Rethinking traditional models of anxiety

Emerging evidence demonstrates the importance of careful experimental design for the study of sex differences in behavior. For instance, when males and females were first compared in the Morris Water Maze (MWM; a standard test of spatial memory), females exhibited impaired spatial memory (measured as time taken to reach a hidden platform). However, subsequent studies noted that females exhibit thigmotaxis (an anxiety-related behavior), swimming along the edge of the maze rather than straight across it (thus taking longer to reach the platform). Habituation of both sexes to the maze set-up decreases thigmotaxis in females, and eliminates sex differences in spatial memory (Perrot-Sinal, Kostenuik, Ossenkopp, & Kavaliers, 1996; Roof & Stein, 1999). Likewise, in the current study we found that anxiety affects behavior differently in males and females, depending on the specific parameters of the task.

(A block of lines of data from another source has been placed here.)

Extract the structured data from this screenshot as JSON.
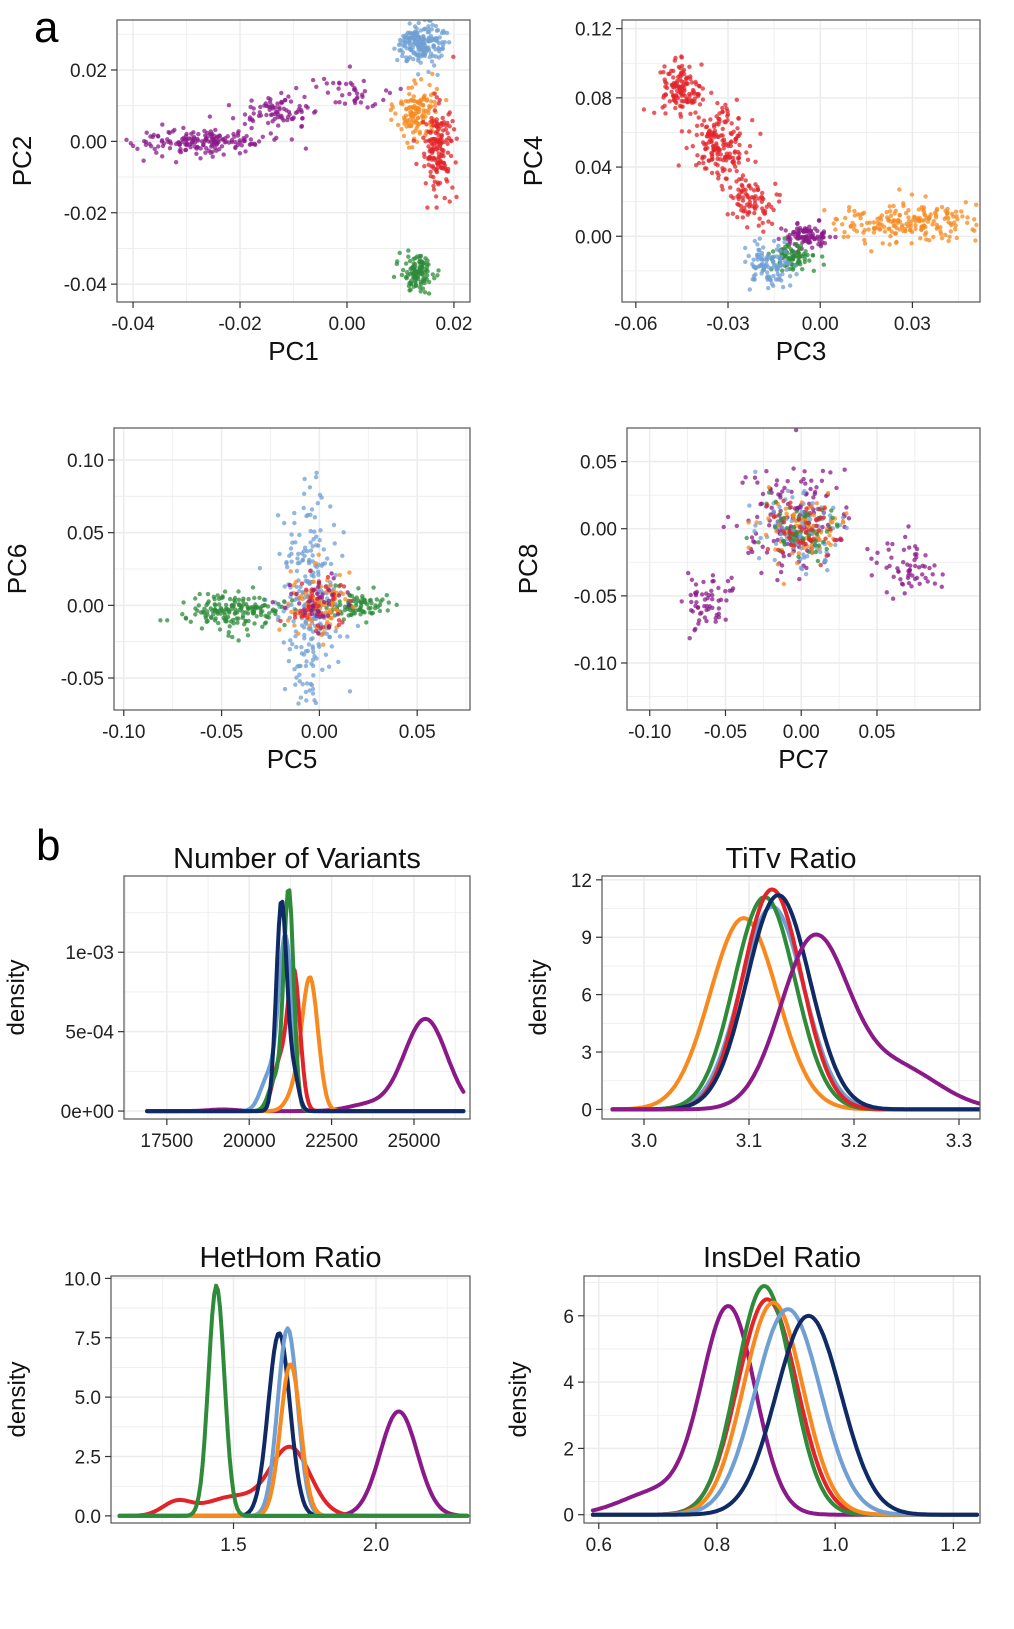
{
  "figure": {
    "panel_a_label": "a",
    "panel_b_label": "b"
  },
  "colors": {
    "purple": "#8b1a89",
    "red": "#e2242a",
    "orange": "#f7891f",
    "green": "#2e8b3a",
    "lightblue": "#6f9fd3",
    "navy": "#0f2a64",
    "grid": "#ececec",
    "panel_border": "#555555"
  },
  "chart_data": [
    {
      "id": "pc12",
      "type": "scatter",
      "title": "",
      "xlabel": "PC1",
      "ylabel": "PC2",
      "xlim": [
        -0.043,
        0.023
      ],
      "ylim": [
        -0.045,
        0.034
      ],
      "xticks": [
        -0.04,
        -0.02,
        0.0,
        0.02
      ],
      "xtick_labels": [
        "-0.04",
        "-0.02",
        "0.00",
        "0.02"
      ],
      "yticks": [
        -0.04,
        -0.02,
        0.0,
        0.02
      ],
      "ytick_labels": [
        "-0.04",
        "-0.02",
        "0.00",
        "0.02"
      ],
      "clusters": [
        {
          "color": "purple",
          "cx": -0.027,
          "cy": 0.0,
          "sx": 0.006,
          "sy": 0.002,
          "n": 180
        },
        {
          "color": "purple",
          "cx": -0.013,
          "cy": 0.008,
          "sx": 0.004,
          "sy": 0.002,
          "n": 80
        },
        {
          "color": "purple",
          "cx": 0.0,
          "cy": 0.013,
          "sx": 0.004,
          "sy": 0.003,
          "n": 40
        },
        {
          "color": "lightblue",
          "cx": 0.014,
          "cy": 0.027,
          "sx": 0.002,
          "sy": 0.003,
          "n": 200
        },
        {
          "color": "orange",
          "cx": 0.013,
          "cy": 0.008,
          "sx": 0.002,
          "sy": 0.004,
          "n": 130
        },
        {
          "color": "red",
          "cx": 0.017,
          "cy": -0.002,
          "sx": 0.0015,
          "sy": 0.006,
          "n": 160
        },
        {
          "color": "green",
          "cx": 0.013,
          "cy": -0.037,
          "sx": 0.0015,
          "sy": 0.0025,
          "n": 120
        }
      ]
    },
    {
      "id": "pc34",
      "type": "scatter",
      "title": "",
      "xlabel": "PC3",
      "ylabel": "PC4",
      "xlim": [
        -0.0645,
        0.052
      ],
      "ylim": [
        -0.038,
        0.125
      ],
      "xticks": [
        -0.06,
        -0.03,
        0.0,
        0.03
      ],
      "xtick_labels": [
        "-0.06",
        "-0.03",
        "0.00",
        "0.03"
      ],
      "yticks": [
        0.0,
        0.04,
        0.08,
        0.12
      ],
      "ytick_labels": [
        "0.00",
        "0.04",
        "0.08",
        "0.12"
      ],
      "clusters": [
        {
          "color": "red",
          "cx": -0.045,
          "cy": 0.085,
          "sx": 0.004,
          "sy": 0.008,
          "n": 130
        },
        {
          "color": "red",
          "cx": -0.033,
          "cy": 0.055,
          "sx": 0.004,
          "sy": 0.01,
          "n": 170
        },
        {
          "color": "red",
          "cx": -0.022,
          "cy": 0.02,
          "sx": 0.004,
          "sy": 0.008,
          "n": 90
        },
        {
          "color": "orange",
          "cx": 0.028,
          "cy": 0.008,
          "sx": 0.011,
          "sy": 0.005,
          "n": 200
        },
        {
          "color": "purple",
          "cx": -0.005,
          "cy": 0.0,
          "sx": 0.004,
          "sy": 0.003,
          "n": 100
        },
        {
          "color": "green",
          "cx": -0.01,
          "cy": -0.012,
          "sx": 0.004,
          "sy": 0.004,
          "n": 90
        },
        {
          "color": "lightblue",
          "cx": -0.016,
          "cy": -0.018,
          "sx": 0.004,
          "sy": 0.006,
          "n": 110
        }
      ]
    },
    {
      "id": "pc56",
      "type": "scatter",
      "title": "",
      "xlabel": "PC5",
      "ylabel": "PC6",
      "xlim": [
        -0.105,
        0.077
      ],
      "ylim": [
        -0.072,
        0.122
      ],
      "xticks": [
        -0.1,
        -0.05,
        0.0,
        0.05
      ],
      "xtick_labels": [
        "-0.10",
        "-0.05",
        "0.00",
        "0.05"
      ],
      "yticks": [
        -0.05,
        0.0,
        0.05,
        0.1
      ],
      "ytick_labels": [
        "-0.05",
        "0.00",
        "0.05",
        "0.10"
      ],
      "clusters": [
        {
          "color": "lightblue",
          "cx": -0.005,
          "cy": 0.0,
          "sx": 0.008,
          "sy": 0.035,
          "n": 260
        },
        {
          "color": "green",
          "cx": -0.045,
          "cy": -0.004,
          "sx": 0.012,
          "sy": 0.006,
          "n": 170
        },
        {
          "color": "green",
          "cx": 0.02,
          "cy": 0.0,
          "sx": 0.008,
          "sy": 0.005,
          "n": 90
        },
        {
          "color": "orange",
          "cx": 0.0,
          "cy": 0.0,
          "sx": 0.009,
          "sy": 0.012,
          "n": 90
        },
        {
          "color": "red",
          "cx": 0.0,
          "cy": 0.0,
          "sx": 0.008,
          "sy": 0.01,
          "n": 50
        },
        {
          "color": "purple",
          "cx": 0.0,
          "cy": 0.0,
          "sx": 0.008,
          "sy": 0.01,
          "n": 40
        }
      ]
    },
    {
      "id": "pc78",
      "type": "scatter",
      "title": "",
      "xlabel": "PC7",
      "ylabel": "PC8",
      "xlim": [
        -0.115,
        0.118
      ],
      "ylim": [
        -0.135,
        0.075
      ],
      "xticks": [
        -0.1,
        -0.05,
        0.0,
        0.05
      ],
      "xtick_labels": [
        "-0.10",
        "-0.05",
        "0.00",
        "0.05"
      ],
      "yticks": [
        -0.1,
        -0.05,
        0.0,
        0.05
      ],
      "ytick_labels": [
        "-0.10",
        "-0.05",
        "0.00",
        "0.05"
      ],
      "clusters": [
        {
          "color": "purple",
          "cx": -0.005,
          "cy": 0.01,
          "sx": 0.018,
          "sy": 0.02,
          "n": 140
        },
        {
          "color": "lightblue",
          "cx": 0.0,
          "cy": 0.0,
          "sx": 0.013,
          "sy": 0.012,
          "n": 120
        },
        {
          "color": "orange",
          "cx": 0.0,
          "cy": 0.0,
          "sx": 0.014,
          "sy": 0.013,
          "n": 80
        },
        {
          "color": "green",
          "cx": 0.0,
          "cy": 0.0,
          "sx": 0.012,
          "sy": 0.011,
          "n": 60
        },
        {
          "color": "red",
          "cx": 0.0,
          "cy": 0.0,
          "sx": 0.011,
          "sy": 0.011,
          "n": 50
        },
        {
          "color": "purple",
          "cx": -0.06,
          "cy": -0.055,
          "sx": 0.009,
          "sy": 0.01,
          "n": 60
        },
        {
          "color": "purple",
          "cx": 0.07,
          "cy": -0.03,
          "sx": 0.012,
          "sy": 0.01,
          "n": 60
        }
      ]
    },
    {
      "id": "variants",
      "type": "line",
      "title": "Number of Variants",
      "xlabel": "",
      "ylabel": "density",
      "xlim": [
        16200,
        26700
      ],
      "ylim": [
        -5e-05,
        0.00148
      ],
      "xticks": [
        17500,
        20000,
        22500,
        25000
      ],
      "xtick_labels": [
        "17500",
        "20000",
        "22500",
        "25000"
      ],
      "yticks": [
        0.0,
        0.0005,
        0.001
      ],
      "ytick_labels": [
        "0e+00",
        "5e-04",
        "1e-03"
      ],
      "x_range": [
        16900,
        26500
      ],
      "series": [
        {
          "color": "purple",
          "peaks": [
            [
              25350,
              0.00058,
              650
            ],
            [
              23600,
              4e-05,
              600
            ],
            [
              19200,
              1e-05,
              400
            ]
          ]
        },
        {
          "color": "orange",
          "peaks": [
            [
              21850,
              0.00082,
              240
            ],
            [
              21400,
              0.00012,
              250
            ]
          ]
        },
        {
          "color": "red",
          "peaks": [
            [
              21350,
              0.00088,
              190
            ],
            [
              20900,
              0.00028,
              200
            ]
          ]
        },
        {
          "color": "lightblue",
          "peaks": [
            [
              21100,
              0.00108,
              200
            ],
            [
              20600,
              0.00022,
              250
            ]
          ]
        },
        {
          "color": "green",
          "peaks": [
            [
              21200,
              0.00138,
              150
            ],
            [
              20800,
              0.0002,
              200
            ]
          ]
        },
        {
          "color": "navy",
          "peaks": [
            [
              20980,
              0.00132,
              160
            ],
            [
              21350,
              0.00022,
              150
            ]
          ]
        }
      ]
    },
    {
      "id": "titv",
      "type": "line",
      "title": "TiTv Ratio",
      "xlabel": "",
      "ylabel": "density",
      "xlim": [
        2.96,
        3.32
      ],
      "ylim": [
        -0.5,
        12.2
      ],
      "xticks": [
        3.0,
        3.1,
        3.2,
        3.3
      ],
      "xtick_labels": [
        "3.0",
        "3.1",
        "3.2",
        "3.3"
      ],
      "yticks": [
        0,
        3,
        6,
        9,
        12
      ],
      "ytick_labels": [
        "0",
        "3",
        "6",
        "9",
        "12"
      ],
      "x_range": [
        2.97,
        3.32
      ],
      "series": [
        {
          "color": "orange",
          "peaks": [
            [
              3.095,
              10.0,
              0.032
            ]
          ]
        },
        {
          "color": "lightblue",
          "peaks": [
            [
              3.122,
              10.6,
              0.03
            ]
          ]
        },
        {
          "color": "green",
          "peaks": [
            [
              3.115,
              11.1,
              0.029
            ]
          ]
        },
        {
          "color": "red",
          "peaks": [
            [
              3.122,
              11.5,
              0.028
            ]
          ]
        },
        {
          "color": "navy",
          "peaks": [
            [
              3.128,
              11.2,
              0.03
            ]
          ]
        },
        {
          "color": "purple",
          "peaks": [
            [
              3.162,
              8.8,
              0.032
            ],
            [
              3.24,
              2.2,
              0.04
            ]
          ]
        }
      ]
    },
    {
      "id": "hethom",
      "type": "line",
      "title": "HetHom Ratio",
      "xlabel": "",
      "ylabel": "density",
      "xlim": [
        1.07,
        2.33
      ],
      "ylim": [
        -0.3,
        10.1
      ],
      "xticks": [
        1.5,
        2.0
      ],
      "xtick_labels": [
        "1.5",
        "2.0"
      ],
      "yticks": [
        0.0,
        2.5,
        5.0,
        7.5,
        10.0
      ],
      "ytick_labels": [
        "0.0",
        "2.5",
        "5.0",
        "7.5",
        "10.0"
      ],
      "x_range": [
        1.1,
        2.32
      ],
      "series": [
        {
          "color": "purple",
          "peaks": [
            [
              2.08,
              4.4,
              0.065
            ]
          ]
        },
        {
          "color": "red",
          "peaks": [
            [
              1.7,
              2.8,
              0.07
            ],
            [
              1.5,
              0.8,
              0.1
            ],
            [
              1.3,
              0.55,
              0.05
            ]
          ]
        },
        {
          "color": "navy",
          "peaks": [
            [
              1.66,
              7.7,
              0.038
            ]
          ]
        },
        {
          "color": "lightblue",
          "peaks": [
            [
              1.69,
              7.9,
              0.035
            ]
          ]
        },
        {
          "color": "orange",
          "peaks": [
            [
              1.7,
              6.4,
              0.035
            ]
          ]
        },
        {
          "color": "green",
          "peaks": [
            [
              1.44,
              9.7,
              0.028
            ]
          ]
        }
      ]
    },
    {
      "id": "insdel",
      "type": "line",
      "title": "InsDel Ratio",
      "xlabel": "",
      "ylabel": "density",
      "xlim": [
        0.575,
        1.245
      ],
      "ylim": [
        -0.25,
        7.2
      ],
      "xticks": [
        0.6,
        0.8,
        1.0,
        1.2
      ],
      "xtick_labels": [
        "0.6",
        "0.8",
        "1.0",
        "1.2"
      ],
      "yticks": [
        0,
        2,
        4,
        6
      ],
      "ytick_labels": [
        "0",
        "2",
        "4",
        "6"
      ],
      "x_range": [
        0.59,
        1.24
      ],
      "series": [
        {
          "color": "purple",
          "peaks": [
            [
              0.82,
              6.2,
              0.045
            ],
            [
              0.7,
              0.7,
              0.06
            ]
          ]
        },
        {
          "color": "red",
          "peaks": [
            [
              0.885,
              6.5,
              0.05
            ]
          ]
        },
        {
          "color": "green",
          "peaks": [
            [
              0.88,
              6.9,
              0.047
            ]
          ]
        },
        {
          "color": "orange",
          "peaks": [
            [
              0.895,
              6.4,
              0.05
            ]
          ]
        },
        {
          "color": "lightblue",
          "peaks": [
            [
              0.92,
              6.2,
              0.055
            ]
          ]
        },
        {
          "color": "navy",
          "peaks": [
            [
              0.955,
              6.0,
              0.055
            ]
          ]
        }
      ]
    }
  ]
}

Design considerations are also apparent for the EPM, a standard assessment of anxiety in rodents (Hogg, 1996; Pellow, Chopin, File, & Briley, 1985) . We initially found no sex difference in anxiety with the EPM, despite well-known sex differences in anxiety-related psychiatric illness. Thus, we should not conclude that there are no sex differences in anxiety, nor that the EPM is useless, but rather that the EPM is an invalid measure of the anxiety processes relevant to sex differences in mental illness. This finding is in line with previous criticisms of the EPM. For instance, some antidepressants that are clinically effective for reducing anxiety fail to exert anxiolytic effects in the EPM. Furthermore, a previous sex-differences study showed that female rat behavior in the EPM was more dependent on activity levels than on anxiety (Fernandes et al. 1999), highlighting the importance of careful model design and interpretation when comparing male and female behavior. Additionally, handling history has been shown to affect EPM results (Andrews & File, 1993). In the current study we found increased anxiety-like behavior in females only after a history of stressful behavioral testing. Other studies have shown similar sex-dependent responses to stress. For instance, prenatal stress affects pups differently depending on sex, with males and females exhibiting different anxiety behaviors as adults (Schulz et al., 2014), as well as sex-dependent effects on the underlying neurobiology (Schulz et al., 2013). Studies in male rodents have shown differential effects of escapable and inescapable stress in the amygdala (Weinberg et al., 2010) and hippocampus (Shors, Seib, Levine, & Thompson, 1989), both of which are brain regions shown to have sex-specific effects of stress (Cahill et al., 2001; Shors, Chua, & Falduto, 2001). As with the MWM, these results caution against generalizing the results of one task to the conclusions of sex differences in a certain modality. Rather, investigation of relevant sex differences in behavior requires careful model design and interpretation.

Conclusion

We characterized sex differences in constructs of cognition and motivated behavior related to psychiatric disorders. We observed sex differences in reward-seeking actions that were specific to the contexts of punishment or anxiety. Other task variables, such as cognitive load, turned out to be irrelevant domains to reveal sex differences. Future studies can take advantage of these tasks to probe the mechanisms underlying sex differences in emotional processing and related disorders.